Mais personne ne pourrait raisonnablement considérer un don de plasma deux fois par semaine comme un travail. C’est une stratégie de survie, l’une des nombreuses stratégies qui fonctionnent bien en dehors du marché du travail à bas salaire.
À Johnson City, dans le Tennessee, nous avons rencontré un jeune de 21 ans qui donne du plasma aussi souvent que 10 fois par mois – aussi souvent que la loi le permet. (Les conditions de notre recherche nous empêchent de révéler son identité.) Elle ne peut donner que lorsque son mari a le temps de garder un œil sur leurs deux jeunes filles. Lorsque nous l’avons rencontré en février, il pouvait le faire assez fréquemment car il était au chômage depuis début décembre, lorsque McDonald’s a réduit ses heures à zéro en raison de la faible fréquentation. Il y a six mois, accompagner sa femme à la clinique de plasma et en revenir, les enfants à la remorque, était le travail le plus important qu’il avait.

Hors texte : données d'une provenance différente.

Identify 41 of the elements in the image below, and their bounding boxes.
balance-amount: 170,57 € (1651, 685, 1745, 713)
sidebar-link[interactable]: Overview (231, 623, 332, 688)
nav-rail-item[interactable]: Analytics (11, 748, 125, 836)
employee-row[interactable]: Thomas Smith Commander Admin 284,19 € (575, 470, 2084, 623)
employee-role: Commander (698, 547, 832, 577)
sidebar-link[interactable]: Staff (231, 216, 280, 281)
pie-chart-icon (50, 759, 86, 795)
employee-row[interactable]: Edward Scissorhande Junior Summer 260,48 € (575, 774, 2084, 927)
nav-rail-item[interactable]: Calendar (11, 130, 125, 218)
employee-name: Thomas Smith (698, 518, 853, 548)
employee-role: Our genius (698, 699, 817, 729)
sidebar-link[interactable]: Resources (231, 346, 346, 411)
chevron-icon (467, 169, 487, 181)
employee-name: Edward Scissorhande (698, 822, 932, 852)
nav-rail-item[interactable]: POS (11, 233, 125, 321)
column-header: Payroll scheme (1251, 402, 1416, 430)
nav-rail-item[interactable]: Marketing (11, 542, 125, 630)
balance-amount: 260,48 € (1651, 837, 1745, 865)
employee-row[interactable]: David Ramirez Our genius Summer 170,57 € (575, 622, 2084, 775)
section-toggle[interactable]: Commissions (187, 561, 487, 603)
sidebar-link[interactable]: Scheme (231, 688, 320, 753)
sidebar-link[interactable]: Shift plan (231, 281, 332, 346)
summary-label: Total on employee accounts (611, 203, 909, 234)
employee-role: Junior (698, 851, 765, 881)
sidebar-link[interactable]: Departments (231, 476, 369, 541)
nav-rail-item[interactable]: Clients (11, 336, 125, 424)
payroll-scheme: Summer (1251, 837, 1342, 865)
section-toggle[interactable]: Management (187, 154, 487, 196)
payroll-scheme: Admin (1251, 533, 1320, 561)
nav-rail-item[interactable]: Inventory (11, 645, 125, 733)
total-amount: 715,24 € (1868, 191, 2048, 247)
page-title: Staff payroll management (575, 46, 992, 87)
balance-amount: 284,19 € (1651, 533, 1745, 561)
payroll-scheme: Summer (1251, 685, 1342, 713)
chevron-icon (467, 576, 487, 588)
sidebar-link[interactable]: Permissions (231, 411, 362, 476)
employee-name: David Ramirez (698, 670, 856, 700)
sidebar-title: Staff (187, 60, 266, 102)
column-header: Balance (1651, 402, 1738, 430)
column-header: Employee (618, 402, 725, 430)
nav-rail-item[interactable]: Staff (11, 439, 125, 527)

La première chose que la jeune femme de 21 ans fait en arrivant au centre de don est de s’enregistrer, et en tant que donneuse régulière, elle peut contourner l’examen de santé initial, qui prend beaucoup de temps. Elle se dirige vers un kiosque, cliquant rythmiquement sur la souris pour répondre aux questions requises sur sa santé. « Quand vous arrivez là, ils vous font remplir… 22 questions… Ils vous interrogent sur votre santé et, par exemple, si vous avez eu des tatouages récents ou si vous avez été en prison ou si vous avez eu des piercings récemment. » Son mari a trop de tatouages et ne se souvient pas de l’heure et du lieu exacts où il les a tous acquis, détails que le centre de plasma exige. Il dit qu’on lui a dit qu’il n’avait « pas besoin de passer » pour faire un don.
Après avoir effectué ces démarches initiales, elle s’assoit dans la salle d’attente, écoutant que son nom soit appelé. Elle décrit ce qui se passe ensuite : « Ils prennent votre tension artérielle et votre température. Puis, si tout va bien, vous attendez qu’on vous pique le doigt pour vérifier votre taux de fer et de protéines, entre autres… En général, c’est pendant ma période du mois que mon taux de fer baisse vraiment ». Dernièrement, les pilules de fer qu’elle a essayées n’ont pas fonctionné. Cela la terrifie, car le « don » est la base des finances de la famille en ce moment. La phlébotomiste chargée de faire les piqûres au doigt lui a dit que « si les comprimés de fer n’aident pas, je pourrais être anémique ». Les anémiques sont interdits de don.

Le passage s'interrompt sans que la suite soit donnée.